Sangat berbeda jauh dengan ekonomi dalam perspektif Islam. Menurut ketentuan syariat Islam barang tambang dalam jumlah melimpah bagian dari kekayaan alam jadi kekayaan alam adalah bagian dari kepemilikian umum. Kepemilikan umum wajib dikelola oleh negara hasilnya diserahkan untuk kesejahteraan rakyat secara umum.
Sebaliknya, haram menyerahkan pengelolaan kepemilikan umum kepada individu, swasta apalagi kepada asing. Di antara pedoman pengelolaan kepemilikan umum merujuk pada sabda Rasulullah SAW:
حَدَّثَنَا مُحَمَّدُ بْنُ عَبْدِ اللَّهِ بْنِ يَزِيدَ حَدَّثَنَا سُفْيَانُ عَنْ أَبِي الزِّنَادِ عَنْ الْأَعْرَجِ عَنْ أَبِي هُرَيْرَةَ أَنَّ رَسُولَ اللَّهِ صَلَّى
اللَّهُ عَلَيْهِ وَسَلَّمَ قَالَ ثَلَاثٌ لَا يُمْنَعْنَ الْمَاءُ وَالْكَلَأُ وَالنَّارُ
Artinya: Telah menceritakan kepada kami Muhammad bin Abdullah bin Yazid berkata, telah menceritakan kepada kami Sufyan dari Abu Az Zinad dari Al A'raj dari Abu Hurairah bahwa Rasulullah shallallahu 'alaihi wasallam bersabda: "Tiga hal yang tidak boleh untuk dimonopoli; air, rumput dan api." (HR. Ibnu Majah).

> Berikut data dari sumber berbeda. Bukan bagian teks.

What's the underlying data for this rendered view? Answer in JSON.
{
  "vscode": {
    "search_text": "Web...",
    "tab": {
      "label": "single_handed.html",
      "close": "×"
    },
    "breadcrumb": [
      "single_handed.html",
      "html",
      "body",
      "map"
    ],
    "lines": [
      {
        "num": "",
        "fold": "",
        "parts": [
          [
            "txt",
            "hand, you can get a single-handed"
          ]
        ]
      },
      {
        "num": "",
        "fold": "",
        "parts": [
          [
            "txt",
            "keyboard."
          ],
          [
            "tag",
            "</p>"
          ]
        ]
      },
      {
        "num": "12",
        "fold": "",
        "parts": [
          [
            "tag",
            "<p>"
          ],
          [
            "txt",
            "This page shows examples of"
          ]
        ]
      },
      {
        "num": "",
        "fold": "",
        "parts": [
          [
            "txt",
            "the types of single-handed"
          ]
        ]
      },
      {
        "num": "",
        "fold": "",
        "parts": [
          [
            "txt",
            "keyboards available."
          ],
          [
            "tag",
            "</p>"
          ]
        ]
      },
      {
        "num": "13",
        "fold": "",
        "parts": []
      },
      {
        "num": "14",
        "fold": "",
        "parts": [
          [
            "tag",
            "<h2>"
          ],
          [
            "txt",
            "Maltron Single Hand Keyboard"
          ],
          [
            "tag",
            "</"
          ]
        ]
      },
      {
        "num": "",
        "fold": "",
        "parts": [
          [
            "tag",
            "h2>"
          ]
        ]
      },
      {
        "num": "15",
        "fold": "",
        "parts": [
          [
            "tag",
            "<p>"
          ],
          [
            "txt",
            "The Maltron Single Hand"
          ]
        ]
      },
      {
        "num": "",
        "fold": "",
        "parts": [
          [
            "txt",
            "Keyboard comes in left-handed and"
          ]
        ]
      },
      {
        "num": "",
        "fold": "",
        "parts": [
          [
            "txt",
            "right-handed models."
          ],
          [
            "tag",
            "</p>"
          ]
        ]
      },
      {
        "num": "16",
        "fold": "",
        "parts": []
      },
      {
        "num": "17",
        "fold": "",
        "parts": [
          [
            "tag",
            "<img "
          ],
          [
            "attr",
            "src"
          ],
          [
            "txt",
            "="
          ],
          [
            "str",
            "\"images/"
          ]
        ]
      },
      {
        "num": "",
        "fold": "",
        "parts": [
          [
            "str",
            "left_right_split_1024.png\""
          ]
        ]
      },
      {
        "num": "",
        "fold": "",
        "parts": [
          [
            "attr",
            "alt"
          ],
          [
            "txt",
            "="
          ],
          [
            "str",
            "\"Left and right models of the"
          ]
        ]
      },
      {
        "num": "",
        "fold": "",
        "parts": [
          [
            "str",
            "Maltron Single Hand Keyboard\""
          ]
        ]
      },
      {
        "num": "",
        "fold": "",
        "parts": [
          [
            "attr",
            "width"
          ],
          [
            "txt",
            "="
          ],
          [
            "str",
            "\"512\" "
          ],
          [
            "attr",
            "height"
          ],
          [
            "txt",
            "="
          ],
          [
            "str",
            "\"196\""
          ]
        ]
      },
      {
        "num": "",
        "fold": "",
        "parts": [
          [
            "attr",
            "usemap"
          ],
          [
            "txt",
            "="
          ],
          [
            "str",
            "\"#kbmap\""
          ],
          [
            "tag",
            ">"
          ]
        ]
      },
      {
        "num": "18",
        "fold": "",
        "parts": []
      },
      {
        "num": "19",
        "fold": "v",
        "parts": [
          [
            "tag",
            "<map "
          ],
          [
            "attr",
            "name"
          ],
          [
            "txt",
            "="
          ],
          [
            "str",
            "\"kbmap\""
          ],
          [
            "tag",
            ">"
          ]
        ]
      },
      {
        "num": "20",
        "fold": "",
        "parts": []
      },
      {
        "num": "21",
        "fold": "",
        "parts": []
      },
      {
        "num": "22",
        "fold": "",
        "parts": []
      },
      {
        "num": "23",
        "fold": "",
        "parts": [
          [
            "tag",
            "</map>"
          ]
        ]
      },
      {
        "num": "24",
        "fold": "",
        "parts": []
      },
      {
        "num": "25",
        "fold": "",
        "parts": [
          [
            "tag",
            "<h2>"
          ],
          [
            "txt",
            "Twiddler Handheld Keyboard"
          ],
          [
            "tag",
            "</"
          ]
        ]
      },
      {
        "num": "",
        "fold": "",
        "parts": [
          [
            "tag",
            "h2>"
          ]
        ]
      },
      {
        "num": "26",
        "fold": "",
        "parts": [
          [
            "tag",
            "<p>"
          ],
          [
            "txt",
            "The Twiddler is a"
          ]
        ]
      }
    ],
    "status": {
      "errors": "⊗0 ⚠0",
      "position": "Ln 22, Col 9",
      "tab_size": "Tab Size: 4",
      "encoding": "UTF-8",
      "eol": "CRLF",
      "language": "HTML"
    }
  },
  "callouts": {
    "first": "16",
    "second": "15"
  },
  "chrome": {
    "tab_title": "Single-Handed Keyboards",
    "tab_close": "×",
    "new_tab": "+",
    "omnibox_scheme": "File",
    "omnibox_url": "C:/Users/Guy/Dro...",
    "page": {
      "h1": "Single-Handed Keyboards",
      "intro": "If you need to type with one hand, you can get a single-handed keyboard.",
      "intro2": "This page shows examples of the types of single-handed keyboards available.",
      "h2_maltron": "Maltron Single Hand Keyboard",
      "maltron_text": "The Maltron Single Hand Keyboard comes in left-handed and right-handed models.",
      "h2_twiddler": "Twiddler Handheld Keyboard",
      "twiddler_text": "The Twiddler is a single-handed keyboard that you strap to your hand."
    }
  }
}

Ibnu Qudamah dalam kitabnya Al-Mughni, dikutip Al-Assal dan Karim (1999:72-73), mengatakan: “Barang-barang tambang yang oleh manusia didambakan dan dimanfaatkan tanpa biaya seperti garam, air, belerang, gas, mumia (semacam obat), minyak bumi, intan dan lain-lain, tidak boleh dipertahankan (hak kepemilikian individualnya) selain oleh seluruh kaum muslim sebab hal itu akan merugikan mereka.”
Masyallah, di sinilah peran pemerintah seharusnya dimaksimalkan. Karena pemerintah memiliki kewajiban mengelola seluruh barang tambamg atas nama rakyat lalu hasil pengelolaannya dikembalikan kepada rakyat. Baik dalam bentuk natura atau jasa, natura yaitu berupa minyak dan gas misalnya diberikan langsung kepada rakyat atau ke rumah-rumah. Sementara jasa yaitu diberikan dalam bentuk jalan, jembatan, layanan Kesehatan, atau layanan pendidikan.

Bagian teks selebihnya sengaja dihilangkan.